Alberto was with Pipin, Audrey and the whole team for three days. He lived with them, in close contact. Both in breaks and in rehearsals. In those days he did not know the Pipin described in the film “Without Limits”. He had to deal with a very physical man, who loved to be center stage and disrespectful of rules and procedural standards. A champion who has made many records with his rules and habits. And he has translated these rules into Audrey’s enterprises. She simply trusted her husband and his rules.
Surely the organization of this record attempt was lacking, in particular compared to the maniacalness of the organization that Gianluca demanded for his records. Companies that saw the participation of a close-knit team of professionals, an organizational leader, a large team of safety divers and a top-level medical assistance service.
What happened
It is 12 October 2002 and Audrey Mestre is preparing to attempt to reach a depth of 171 meters in No Limits. Which at the time meant the world record, for both men and women.

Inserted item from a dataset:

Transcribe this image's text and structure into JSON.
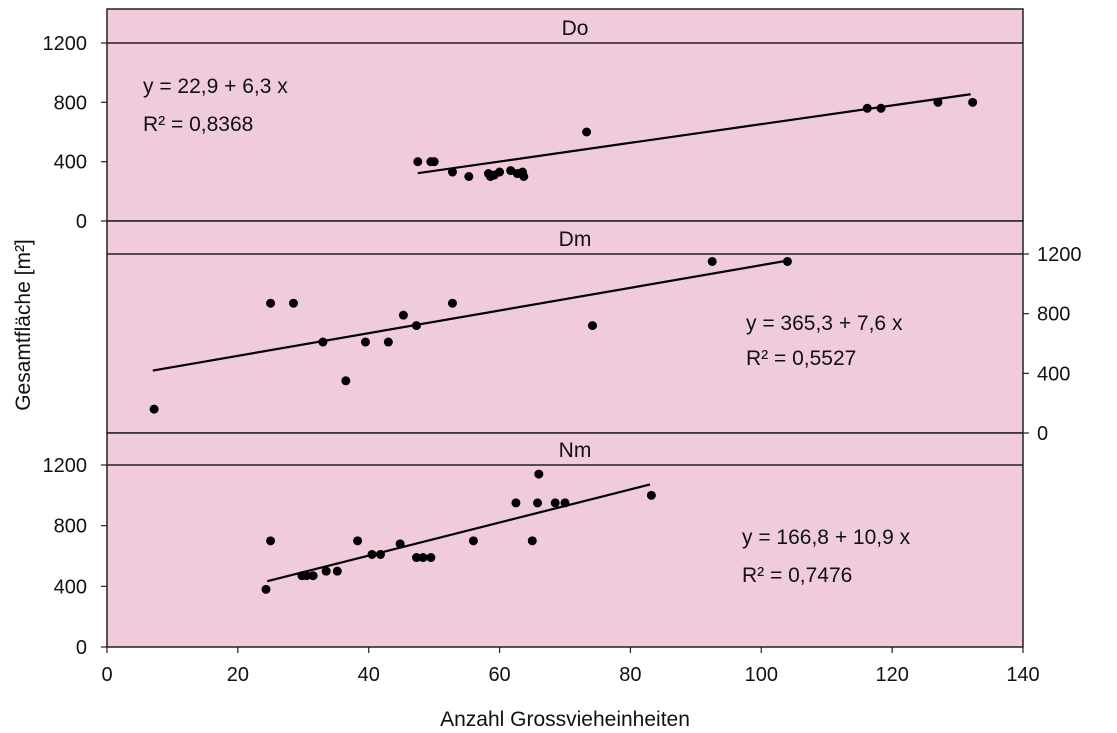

Pipin is in the water, next to his wife. It is him who releases the sled to start the descent towards the abyss. But he realizes that something is not going right when he hears, through the steel cable, that the sled lands on the plate, on the bottom. It’s too hard a landing, as if Audrey hadn’t started inflating the lift balloon early enough to cushion the blow.
Pipin unhooks Audrey’s sled – Photo credit: Alberto Balbi
Audrey can’t inflate the balloon because the tank is empty. The support diver, the French Pascal Bernabè, intervenes. As soon as he realizes that the attempt is in vain he starts, through the emergency regulator, to manually insert air into the balloon. But, due to the depth and pressure, he can barely get the ball to slowly push Audrey back up. Too slowly.
Audrey goes back, lifted by the lack of force of the ball, up to 120 meters. But she has now been out of breath for almost five minutes and she loses contact with the steel cable ascent, perhaps due to the strong current. Pascal realizes it, reaches her and accompanies her up to the depth of 90 meters, where the second support diver should be. A certain Vicky, Cuban and friend of Pipin. He breathes air.
But Vicky isn’t there and Pascal can’t get back up that fast. He stays with Audrey, doesn’t abandon her.
On the surface, time passes inexorably. Pipin is clamoring for a tank. He gets a tank without a regulator. Finally they deliver him a diving equipment. He goes down quickly, meets Pascal with Audrey in his arms. Pipin takes her with him and climbs like a madman, embracing her. And he resurfaces, almost like an explosion. With the hand reaching up, with Audrey’s head resting on her palm.
But it’s too late. They transport her on the catamaran, there is no doctor to revive her. Aboard a punt, Audrey is transported to the village and, subsequently, to the infirmary. Where they will not be able to do anything but ascertain her death.
Questions and conclusions
About twenty days after the accident, the IAFD issued a bulletin containing the causes that led to Audrey’s death. They reported a sum of events but there was no mention of the empty cylinder but only a malfunction of the lifting balloon.
No one mentioned Vicky, the backup diver who was not in his place. And nobody knew anything more about him. No one spoke of this misfortune again until Carlos Serra, Pipin’s former friend and associate, decided to write the truth about him.
But here the truths are just too many and no one will ever know which one will be the right one. On his Instagram account, Pipin says that a series of eight episodes will soon be released in which clarity on this dramatic event will finally be clarified. And it will always be produced by Netflix, like Senza Limiti.
Watch the video with Pipin’s statements
We will have a new version of events that Carlos Serra will surely disavow.
No one has ever been investigated for this story, but in the meantime Audrey Mestre has died at just 28 years old.